A set of european cities, and their fictional traveling distances as connections:

Cities Example Graph

The example has the cities as vertices in several vertex collections - germanCity and frenchCity. The edges are their interconnections in several edge collections french / german / international Highway. This is how we create it, inspect its edges and vertices, and drop it again:

arangosh> var examples = require("@arangodb/graph-examples/example-graph.js");
arangosh> var g = examples.loadGraph("routeplanner");
arangosh> db.frenchCity.toArray();
arangosh> db.germanCity.toArray();
arangosh> db.germanHighway.toArray();
arangosh> db.frenchHighway.toArray();
arangosh> db.internationalHighway.toArray();
arangosh> examples.dropGraph("routeplanner");
show execution results

The Traversal Graph

This graph was designed to demonstrate filters in traversals. It has some labels to filter on it.

traversal graph

The example has all its vertices in the circles collection, and an edges edge collection to connect them. Circles have unique numeric labels. Edges have two boolean attributes (theFalse always being false, theTruth always being true) and a label sorting B - D to the left side, G - K to the right side. Left and right side split into Paths - at B and G which are each direct neighbours of the root-node A. Starting from A the graph has a depth of 3 on all its paths.

arangosh> var examples = require("@arangodb/graph-examples/example-graph.js");
arangosh> var g = examples.loadGraph("traversalGraph");
arangosh> db.circles.toArray();
arangosh> db.edges.toArray();
arangosh> examples.dropGraph("traversalGraph");
show execution results

The World Graph

The world country graph structures its nodes like that: world → continent → country → capital. In some cases edge directions aren't forward (therefore it will be displayed disjunct in the graph viewer). It has two ways of creating it. One using the named graph utilities (worldCountry), one without (worldCountryUnManaged). It is used to demonstrate raw traversal operations.

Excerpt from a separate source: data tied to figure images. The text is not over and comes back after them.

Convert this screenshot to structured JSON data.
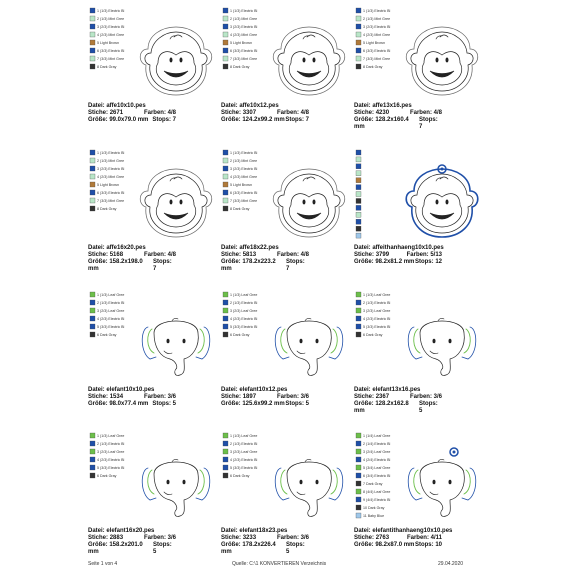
{
  "labels": {
    "file": "Datei:",
    "stitches": "Stiche:",
    "colors": "Farben:",
    "size": "Größe:",
    "stops": "Stops:"
  },
  "items": [
    {
      "file": "affe10x10.pes",
      "stitches": "2671",
      "colors": "4/8",
      "size": "99.0x79.0 mm",
      "stops": "7",
      "threads": [
        {
          "text": "1 (1/3) Electric Bl",
          "color": "#1f4fa8"
        },
        {
          "text": "2 (1/3) Mint Gree",
          "color": "#b9e6c8"
        },
        {
          "text": "3 (2/3) Electric Bl",
          "color": "#1f4fa8"
        },
        {
          "text": "4 (2/3) Mint Gree",
          "color": "#b9e6c8"
        },
        {
          "text": "5 Light Brown",
          "color": "#b07a3a"
        },
        {
          "text": "6 (3/3) Electric Bl",
          "color": "#1f4fa8"
        },
        {
          "text": "7 (3/3) Mint Gree",
          "color": "#b9e6c8"
        },
        {
          "text": "8 Dark Gray",
          "color": "#333333"
        }
      ]
    },
    {
      "file": "affe10x12.pes",
      "stitches": "3307",
      "colors": "4/8",
      "size": "124.2x99.2 mm",
      "stops": "7",
      "threads": [
        {
          "text": "1 (1/3) Electric Bl",
          "color": "#1f4fa8"
        },
        {
          "text": "2 (1/3) Mint Gree",
          "color": "#b9e6c8"
        },
        {
          "text": "3 (2/3) Electric Bl",
          "color": "#1f4fa8"
        },
        {
          "text": "4 (2/3) Mint Gree",
          "color": "#b9e6c8"
        },
        {
          "text": "5 Light Brown",
          "color": "#b07a3a"
        },
        {
          "text": "6 (3/3) Electric Bl",
          "color": "#1f4fa8"
        },
        {
          "text": "7 (3/3) Mint Gree",
          "color": "#b9e6c8"
        },
        {
          "text": "8 Dark Gray",
          "color": "#333333"
        }
      ]
    },
    {
      "file": "affe13x16.pes",
      "stitches": "4230",
      "colors": "4/8",
      "size": "128.2x160.4 mm",
      "stops": "7",
      "threads": [
        {
          "text": "1 (1/3) Electric Bl",
          "color": "#1f4fa8"
        },
        {
          "text": "2 (1/3) Mint Gree",
          "color": "#b9e6c8"
        },
        {
          "text": "3 (2/3) Electric Bl",
          "color": "#1f4fa8"
        },
        {
          "text": "4 (2/3) Mint Gree",
          "color": "#b9e6c8"
        },
        {
          "text": "5 Light Brown",
          "color": "#b07a3a"
        },
        {
          "text": "6 (3/3) Electric Bl",
          "color": "#1f4fa8"
        },
        {
          "text": "7 (3/3) Mint Gree",
          "color": "#b9e6c8"
        },
        {
          "text": "8 Dark Gray",
          "color": "#333333"
        }
      ]
    },
    {
      "file": "affe16x20.pes",
      "stitches": "5168",
      "colors": "4/8",
      "size": "158.2x198.0 mm",
      "stops": "7",
      "threads": [
        {
          "text": "1 (1/3) Electric Bl",
          "color": "#1f4fa8"
        },
        {
          "text": "2 (1/3) Mint Gree",
          "color": "#b9e6c8"
        },
        {
          "text": "3 (2/3) Electric Bl",
          "color": "#1f4fa8"
        },
        {
          "text": "4 (2/3) Mint Gree",
          "color": "#b9e6c8"
        },
        {
          "text": "5 Light Brown",
          "color": "#b07a3a"
        },
        {
          "text": "6 (3/3) Electric Bl",
          "color": "#1f4fa8"
        },
        {
          "text": "7 (3/3) Mint Gree",
          "color": "#b9e6c8"
        },
        {
          "text": "8 Dark Gray",
          "color": "#333333"
        }
      ]
    },
    {
      "file": "affe18x22.pes",
      "stitches": "5813",
      "colors": "4/8",
      "size": "178.2x223.2 mm",
      "stops": "7",
      "threads": [
        {
          "text": "1 (1/3) Electric Bl",
          "color": "#1f4fa8"
        },
        {
          "text": "2 (1/3) Mint Gree",
          "color": "#b9e6c8"
        },
        {
          "text": "3 (2/3) Electric Bl",
          "color": "#1f4fa8"
        },
        {
          "text": "4 (2/3) Mint Gree",
          "color": "#b9e6c8"
        },
        {
          "text": "5 Light Brown",
          "color": "#b07a3a"
        },
        {
          "text": "6 (3/3) Electric Bl",
          "color": "#1f4fa8"
        },
        {
          "text": "7 (3/3) Mint Gree",
          "color": "#b9e6c8"
        },
        {
          "text": "8 Dark Gray",
          "color": "#333333"
        }
      ]
    },
    {
      "file": "affeithanhaeng10x10.pes",
      "stitches": "3799",
      "colors": "5/13",
      "size": "98.2x81.2 mm",
      "stops": "12",
      "threads": [
        {
          "color": "#1f4fa8"
        },
        {
          "color": "#b9e6c8"
        },
        {
          "color": "#1f4fa8"
        },
        {
          "color": "#b9e6c8"
        },
        {
          "color": "#b07a3a"
        },
        {
          "color": "#1f4fa8"
        },
        {
          "color": "#b9e6c8"
        },
        {
          "color": "#333333"
        },
        {
          "color": "#1f4fa8"
        },
        {
          "color": "#b9e6c8"
        },
        {
          "color": "#1f4fa8"
        },
        {
          "color": "#333333"
        },
        {
          "color": "#9fc8ea"
        }
      ]
    },
    {
      "file": "elefant10x10.pes",
      "stitches": "1534",
      "colors": "3/6",
      "size": "98.0x77.4 mm",
      "stops": "5",
      "threads": [
        {
          "text": "1 (1/3) Leaf Gree",
          "color": "#6cbf4a"
        },
        {
          "text": "2 (1/3) Electric Bl",
          "color": "#1f4fa8"
        },
        {
          "text": "3 (2/3) Leaf Gree",
          "color": "#6cbf4a"
        },
        {
          "text": "4 (2/3) Electric Bl",
          "color": "#1f4fa8"
        },
        {
          "text": "5 (3/3) Electric Bl",
          "color": "#1f4fa8"
        },
        {
          "text": "6 Dark Gray",
          "color": "#333333"
        }
      ]
    },
    {
      "file": "elefant10x12.pes",
      "stitches": "1897",
      "colors": "3/6",
      "size": "125.6x99.2 mm",
      "stops": "5",
      "threads": [
        {
          "text": "1 (1/3) Leaf Gree",
          "color": "#6cbf4a"
        },
        {
          "text": "2 (1/3) Electric Bl",
          "color": "#1f4fa8"
        },
        {
          "text": "3 (2/3) Leaf Gree",
          "color": "#6cbf4a"
        },
        {
          "text": "4 (2/3) Electric Bl",
          "color": "#1f4fa8"
        },
        {
          "text": "5 (3/3) Electric Bl",
          "color": "#1f4fa8"
        },
        {
          "text": "6 Dark Gray",
          "color": "#333333"
        }
      ]
    },
    {
      "file": "elefant13x16.pes",
      "stitches": "2367",
      "colors": "3/6",
      "size": "128.2x162.8 mm",
      "stops": "5",
      "threads": [
        {
          "text": "1 (1/3) Leaf Gree",
          "color": "#6cbf4a"
        },
        {
          "text": "2 (1/3) Electric Bl",
          "color": "#1f4fa8"
        },
        {
          "text": "3 (2/3) Leaf Gree",
          "color": "#6cbf4a"
        },
        {
          "text": "4 (2/3) Electric Bl",
          "color": "#1f4fa8"
        },
        {
          "text": "5 (3/3) Electric Bl",
          "color": "#1f4fa8"
        },
        {
          "text": "6 Dark Gray",
          "color": "#333333"
        }
      ]
    },
    {
      "file": "elefant16x20.pes",
      "stitches": "2883",
      "colors": "3/6",
      "size": "158.2x201.0 mm",
      "stops": "5",
      "threads": [
        {
          "text": "1 (1/3) Leaf Gree",
          "color": "#6cbf4a"
        },
        {
          "text": "2 (1/3) Electric Bl",
          "color": "#1f4fa8"
        },
        {
          "text": "3 (2/3) Leaf Gree",
          "color": "#6cbf4a"
        },
        {
          "text": "4 (2/3) Electric Bl",
          "color": "#1f4fa8"
        },
        {
          "text": "5 (3/3) Electric Bl",
          "color": "#1f4fa8"
        },
        {
          "text": "6 Dark Gray",
          "color": "#333333"
        }
      ]
    },
    {
      "file": "elefant18x23.pes",
      "stitches": "3233",
      "colors": "3/6",
      "size": "178.2x226.4 mm",
      "stops": "5",
      "threads": [
        {
          "text": "1 (1/3) Leaf Gree",
          "color": "#6cbf4a"
        },
        {
          "text": "2 (1/3) Electric Bl",
          "color": "#1f4fa8"
        },
        {
          "text": "3 (2/3) Leaf Gree",
          "color": "#6cbf4a"
        },
        {
          "text": "4 (2/3) Electric Bl",
          "color": "#1f4fa8"
        },
        {
          "text": "5 (3/3) Electric Bl",
          "color": "#1f4fa8"
        },
        {
          "text": "6 Dark Gray",
          "color": "#333333"
        }
      ]
    },
    {
      "file": "elefantithanhaeng10x10.pes",
      "stitches": "2763",
      "colors": "4/11",
      "size": "98.2x87.0 mm",
      "stops": "10",
      "threads": [
        {
          "text": "1 (1/4) Leaf Gree",
          "color": "#6cbf4a"
        },
        {
          "text": "2 (1/4) Electric Bl",
          "color": "#1f4fa8"
        },
        {
          "text": "3 (2/4) Leaf Gree",
          "color": "#6cbf4a"
        },
        {
          "text": "4 (2/4) Electric Bl",
          "color": "#1f4fa8"
        },
        {
          "text": "5 (3/4) Leaf Gree",
          "color": "#6cbf4a"
        },
        {
          "text": "6 (3/4) Electric Bl",
          "color": "#1f4fa8"
        },
        {
          "text": "7 Dark Gray",
          "color": "#333333"
        },
        {
          "text": "8 (4/4) Leaf Gree",
          "color": "#6cbf4a"
        },
        {
          "text": "9 (4/4) Electric Bl",
          "color": "#1f4fa8"
        },
        {
          "text": "10 Dark Gray",
          "color": "#333333"
        },
        {
          "text": "11 Baby Blue",
          "color": "#9fc8ea"
        }
      ]
    }
  ],
  "footer": {
    "left": "Seite 1 von 4",
    "center": "Quelle: C:\\1 KONVERTIEREN Verzeichnis",
    "right": "29.04.2020"
  }
}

arangosh> var examples = require("@arangodb/graph-examples/example-graph.js");
arangosh> var g = examples.loadGraph("worldCountry");
arangosh> db.worldVertices.toArray();
arangosh> db.worldEdges.toArray();
arangosh> examples.dropGraph("worldCountry");
arangosh> var g = examples.loadGraph("worldCountryUnManaged");
arangosh> examples.dropGraph("worldCountryUnManaged");
show execution results

Cookbook examples

The above referenced chapters describe the various APIs of ArangoDBs graph engine with small examples. Our cookbook has some more real life examples:

Higher volume graph examples

All of the above examples are rather small so they are easier to comprehend and can demonstrate the way the functionality works. There are however several datasets freely available on the web that are a lot bigger. We collected some of them with import scripts so you may play around with them. Another huge graph is the Pokec social network from Slovakia that we used for performance testing on several databases; You will find importing scripts etc. in this blogpost.